The majority of Senbei crackers are made from non-glutinous rice called “Uruchi Mai (うるち米)”, the staple of the Japanese diet, but some use wheat flour in place of rice.
Representative examples of such wheat crackers include Kawara Senbei, and what I introduce here “Nanbu Senbei (南部煎餅)” is also among them.
Nanbu Senbei (南部煎餅)
Nanbu Senbei is a traditional Japanese wheat cracker originating from Hachinohe, Aomori. It is excellent in preservation property and was originally an emergency food.
In modern times, Aomori and Iwate Prefectures are the main production areas of the Senbei, and the wheat cracker has become their specialty.
Flavors
Unlike regular Senbei varieties, Nanbu Senbei has a crispy rim. Its center is somewhat thick, where some flavoring ingredient is often embedded.

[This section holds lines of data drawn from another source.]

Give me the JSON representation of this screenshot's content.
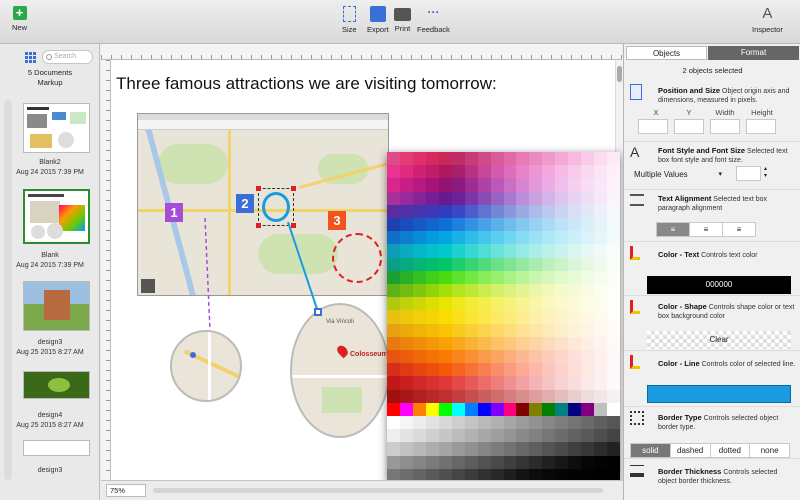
{
  "toolbar": {
    "new_label": "New",
    "size_label": "Size",
    "export_label": "Export",
    "print_label": "Print",
    "feedback_label": "Feedback",
    "inspector_label": "Inspector"
  },
  "sidebar": {
    "search_placeholder": "Search",
    "doc_count": "5 Documents",
    "doc_name": "Markup",
    "items": [
      {
        "name": "Blank2",
        "date": "Aug 24 2015 7:39 PM"
      },
      {
        "name": "Blank",
        "date": "Aug 24 2015 7:39 PM"
      },
      {
        "name": "design3",
        "date": "Aug 25 2015 8:27 AM"
      },
      {
        "name": "design4",
        "date": "Aug 25 2015 8:27 AM"
      },
      {
        "name": "design3",
        "date": ""
      }
    ]
  },
  "canvas": {
    "headline": "Three famous attractions we are visiting tomorrow:",
    "badges": [
      "1",
      "2",
      "3"
    ],
    "zoom": "75%",
    "colosseum_label": "Colosseum",
    "street_label": "Via Vincoli"
  },
  "inspector": {
    "tab_objects": "Objects",
    "tab_format": "Format",
    "selection_status": "2 objects selected",
    "position": {
      "title": "Position and Size",
      "desc": "Object origin axis and dimensions, measured in pixels.",
      "x_label": "X",
      "y_label": "Y",
      "width_label": "Width",
      "height_label": "Height"
    },
    "font": {
      "title": "Font Style and Font Size",
      "desc": "Selected text box font style and font size.",
      "font_value": "Multiple Values"
    },
    "alignment": {
      "title": "Text Alignment",
      "desc": "Selected text box paragraph alignment"
    },
    "color_text": {
      "title": "Color - Text",
      "desc": "Controls text color",
      "value": "000000"
    },
    "color_shape": {
      "title": "Color - Shape",
      "desc": "Controls shape color or text box background color",
      "value": "Clear"
    },
    "color_line": {
      "title": "Color - Line",
      "desc": "Controls color of selected line.",
      "value": "00A0E6"
    },
    "border_type": {
      "title": "Border Type",
      "desc": "Controls selected object border type.",
      "options": [
        "solid",
        "dashed",
        "dotted",
        "none"
      ]
    },
    "border_thickness": {
      "title": "Border Thickness",
      "desc": "Controls selected object border thickness."
    }
  },
  "colors": {
    "accent": "#3a6fd8",
    "badge1": "#a64dd8",
    "badge2": "#3b6fd6",
    "badge3": "#f2521c",
    "line_color": "#1a9be0",
    "selection_green": "#2e8b2e"
  },
  "palette_rows": [
    [
      "#e04a8a",
      "#e03c78",
      "#e0306a",
      "#d42a5e",
      "#c8285a",
      "#c02c66",
      "#c83a78",
      "#d04a8a",
      "#d85a9a",
      "#e06aa8",
      "#e87ab6",
      "#ec8ac0",
      "#f09acc",
      "#f4aad6",
      "#f8bae0",
      "#facae8",
      "#fcdaf0",
      "#feeaf6"
    ],
    [
      "#e8348e",
      "#e02a80",
      "#d02274",
      "#c01c68",
      "#b0185e",
      "#a8206a",
      "#b83282",
      "#c84698",
      "#d45aac",
      "#de6ebc",
      "#e882ca",
      "#ee96d4",
      "#f2a8dc",
      "#f6bae4",
      "#f8caea",
      "#fad8f0",
      "#fce4f4",
      "#fef0fa"
    ],
    [
      "#d8268c",
      "#c81e86",
      "#b81880",
      "#a6147a",
      "#941270",
      "#8c1a7e",
      "#9e2c92",
      "#ae42a6",
      "#be58b8",
      "#cc6ec6",
      "#d884d2",
      "#e29adc",
      "#eaaee4",
      "#f0c0ea",
      "#f4d0f0",
      "#f8ddf4",
      "#fae8f8",
      "#fdf2fc"
    ],
    [
      "#a8309c",
      "#982a9a",
      "#882498",
      "#781e94",
      "#681a8e",
      "#6a2296",
      "#7a36a6",
      "#8a4cb4",
      "#9a62c2",
      "#aa78ce",
      "#ba8ed8",
      "#c8a2e0",
      "#d4b4e8",
      "#dec4ee",
      "#e6d2f2",
      "#eedef6",
      "#f4e8fa",
      "#faf4fc"
    ],
    [
      "#5a2ca0",
      "#5030a8",
      "#4634b0",
      "#3c38b8",
      "#323cbe",
      "#3a48c6",
      "#4c5ccc",
      "#6072d2",
      "#7486d8",
      "#8898de",
      "#9caae4",
      "#aebae8",
      "#beC8ee",
      "#ccd4f2",
      "#d8def4",
      "#e2e8f8",
      "#ecf0fa",
      "#f6f8fc"
    ],
    [
      "#2040b0",
      "#1c4cbc",
      "#1858c6",
      "#1464d0",
      "#1070d8",
      "#2080de",
      "#3490e2",
      "#48a0e6",
      "#5cb0ea",
      "#70bcee",
      "#84c8f0",
      "#98d2f2",
      "#aadaf4",
      "#bce2f6",
      "#cce8f8",
      "#daeef8",
      "#e6f4fa",
      "#f2fafc"
    ],
    [
      "#1070c8",
      "#0c7ed2",
      "#088cd8",
      "#049ade",
      "#02a6e2",
      "#18b2e6",
      "#2ebcea",
      "#44c6ec",
      "#5acef0",
      "#70d6f2",
      "#86dcf4",
      "#9ae2f6",
      "#ace8f6",
      "#bcecf8",
      "#cceff8",
      "#daf3fa",
      "#e6f7fa",
      "#f2fbfc"
    ],
    [
      "#0e9cb8",
      "#0aaac0",
      "#06b6c6",
      "#04c0ca",
      "#02c8cc",
      "#1ed0d0",
      "#38d6d4",
      "#52dcd8",
      "#6ae2dc",
      "#80e6e0",
      "#96eae4",
      "#aaeee8",
      "#bcf0ea",
      "#ccf2ee",
      "#daf6f0",
      "#e6f8f4",
      "#f0faf8",
      "#f8fdfc"
    ],
    [
      "#0aa088",
      "#08aa80",
      "#06b478",
      "#04be70",
      "#02c668",
      "#1ece6c",
      "#38d474",
      "#52da7e",
      "#6ae088",
      "#80e494",
      "#96e8a0",
      "#aaecae",
      "#bcf0bc",
      "#ccf2ca",
      "#daf6d8",
      "#e6f8e4",
      "#f0faee",
      "#f8fdf8"
    ],
    [
      "#1ea030",
      "#28b028",
      "#34c020",
      "#40ce18",
      "#4cda12",
      "#5ee22a",
      "#72e840",
      "#86ec58",
      "#98f06e",
      "#aaf284",
      "#baf498",
      "#c8f6ac",
      "#d6f8be",
      "#e0facc",
      "#e8fad8",
      "#f0fce4",
      "#f6fdee",
      "#fbfef8"
    ],
    [
      "#60b018",
      "#70bc14",
      "#80c810",
      "#92d40c",
      "#a4de08",
      "#b2e420",
      "#bee838",
      "#caec50",
      "#d4f068",
      "#dcf280",
      "#e4f494",
      "#eaf6a8",
      "#f0f8ba",
      "#f4facA",
      "#f6fad8",
      "#f8fce4",
      "#fbfdee",
      "#fdfef8"
    ],
    [
      "#b0c810",
      "#c0d20c",
      "#ced808",
      "#dcde06",
      "#e8e404",
      "#eee81c",
      "#f2ec34",
      "#f4ee4c",
      "#f6f064",
      "#f8f27c",
      "#f8f492",
      "#faf6a8",
      "#faf8ba",
      "#fcfaca",
      "#fcfad8",
      "#fdfce4",
      "#fdfdee",
      "#fefef8"
    ],
    [
      "#e8c010",
      "#ecc80c",
      "#f0d008",
      "#f4d606",
      "#f8dc04",
      "#f8e01c",
      "#fae434",
      "#fae84c",
      "#fcea64",
      "#fcec7c",
      "#fcee92",
      "#fdf0a8",
      "#fdf2ba",
      "#fdf4ca",
      "#fef6d8",
      "#fef8e4",
      "#fefaee",
      "#fffdf8"
    ],
    [
      "#e8a010",
      "#ecaa0c",
      "#f0b408",
      "#f4bc06",
      "#f8c404",
      "#f8ca1c",
      "#facf34",
      "#fad44c",
      "#fcd964",
      "#fcde7c",
      "#fce292",
      "#fde6a8",
      "#fdeaba",
      "#fdeeca",
      "#fef2d8",
      "#fef5e4",
      "#fef8ee",
      "#fffcf8"
    ],
    [
      "#e87a10",
      "#ec840c",
      "#f08e08",
      "#f49806",
      "#f8a204",
      "#f8aa1c",
      "#fab234",
      "#faba4c",
      "#fcc264",
      "#fcc87c",
      "#fcd092",
      "#fdd6a8",
      "#fddcba",
      "#fde2ca",
      "#fee8d8",
      "#feeee4",
      "#fef4ee",
      "#fffaf8"
    ],
    [
      "#e85410",
      "#ec5e0c",
      "#f06808",
      "#f47206",
      "#f87c04",
      "#f8861c",
      "#fa9034",
      "#fa9a4c",
      "#fca464",
      "#fcae7c",
      "#fcb892",
      "#fdc2a8",
      "#fdccba",
      "#fdd6ca",
      "#fee0d8",
      "#fee8e4",
      "#fef0ee",
      "#fff8f8"
    ],
    [
      "#d83018",
      "#e03a14",
      "#e84410",
      "#ee4e0c",
      "#f45808",
      "#f66420",
      "#f87238",
      "#f88050",
      "#fa8e68",
      "#fa9c80",
      "#fcaa96",
      "#fcb8aa",
      "#fcc6bc",
      "#fdd2cc",
      "#fdded8",
      "#fee8e4",
      "#fef0ee",
      "#fff8f8"
    ],
    [
      "#c01818",
      "#c82020",
      "#d02828",
      "#d83030",
      "#e03838",
      "#e44848",
      "#e85a5a",
      "#ec6c6c",
      "#ee7e7e",
      "#f09090",
      "#f2a2a2",
      "#f4b4b4",
      "#f6c4c4",
      "#f8d2d2",
      "#fadede",
      "#fce8e8",
      "#fdf0f0",
      "#fef8f8"
    ],
    [
      "#a01010",
      "#a81818",
      "#b02020",
      "#b82828",
      "#c03030",
      "#c43e3e",
      "#c84e4e",
      "#cc5e5e",
      "#d06e6e",
      "#d47e7e",
      "#d88e8e",
      "#dc9e9e",
      "#e0aeae",
      "#e4bebe",
      "#e8cece",
      "#ecdcdc",
      "#f0e8e8",
      "#f6f2f2"
    ],
    [
      "#ff0000",
      "#ff00ff",
      "#ff8000",
      "#ffff00",
      "#00ff00",
      "#00ffff",
      "#0080ff",
      "#0000ff",
      "#8000ff",
      "#ff0080",
      "#800000",
      "#808000",
      "#008000",
      "#008080",
      "#000080",
      "#800080",
      "#c0c0c0",
      "#ffffff"
    ],
    [
      "#ffffff",
      "#f6f6f6",
      "#ececec",
      "#e2e2e2",
      "#d8d8d8",
      "#cecece",
      "#c4c4c4",
      "#bababa",
      "#b0b0b0",
      "#a6a6a6",
      "#9c9c9c",
      "#929292",
      "#888888",
      "#7e7e7e",
      "#747474",
      "#6a6a6a",
      "#606060",
      "#565656"
    ],
    [
      "#eeeeee",
      "#e4e4e4",
      "#dadada",
      "#d0d0d0",
      "#c6c6c6",
      "#bcbcbc",
      "#b2b2b2",
      "#a8a8a8",
      "#9e9e9e",
      "#949494",
      "#8a8a8a",
      "#808080",
      "#767676",
      "#6c6c6c",
      "#626262",
      "#585858",
      "#4e4e4e",
      "#444444"
    ],
    [
      "#cccccc",
      "#c2c2c2",
      "#b8b8b8",
      "#aeaeae",
      "#a4a4a4",
      "#9a9a9a",
      "#909090",
      "#868686",
      "#7c7c7c",
      "#727272",
      "#686868",
      "#5e5e5e",
      "#545454",
      "#4a4a4a",
      "#404040",
      "#363636",
      "#2c2c2c",
      "#222222"
    ],
    [
      "#999999",
      "#8f8f8f",
      "#858585",
      "#7b7b7b",
      "#717171",
      "#676767",
      "#5d5d5d",
      "#535353",
      "#494949",
      "#3f3f3f",
      "#353535",
      "#2b2b2b",
      "#212121",
      "#171717",
      "#0d0d0d",
      "#060606",
      "#030303",
      "#000000"
    ],
    [
      "#777777",
      "#6d6d6d",
      "#636363",
      "#595959",
      "#4f4f4f",
      "#454545",
      "#3b3b3b",
      "#313131",
      "#272727",
      "#1d1d1d",
      "#131313",
      "#0c0c0c",
      "#080808",
      "#050505",
      "#030303",
      "#020202",
      "#010101",
      "#000000"
    ]
  ]
}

Those flavorings are typically sesame seeds, peanuts, or walnuts, but other than these, various foods can be used in Nanbu Senbei, including squid meat, pumpkin, apple, and cocoa powder.
Incidentally, the plain one without using any flavorings is generally called “Shiro Senbei (白せんべい: White Senbei)”.
Taste
The taste varies depending on the region and the variety. In general, Aomori’s Nanbu Senbei is a bit salty, whereas the one consumed in Iwate is on the sweet side.
As for what I have now, this peanuts-embedded one is a little sweet.
This one with white sesame seeds has a slightly salty taste from soy sauce.
This one using black sesame seeds doesn’t use soy sauce but is lightly salted.
How to Enjoy
We usually eat Nanbu Senbei as it is. But sometimes Sekihan red rice or Mizuame candy is sandwiched and enjoyed as a kind of Senbei sandwich.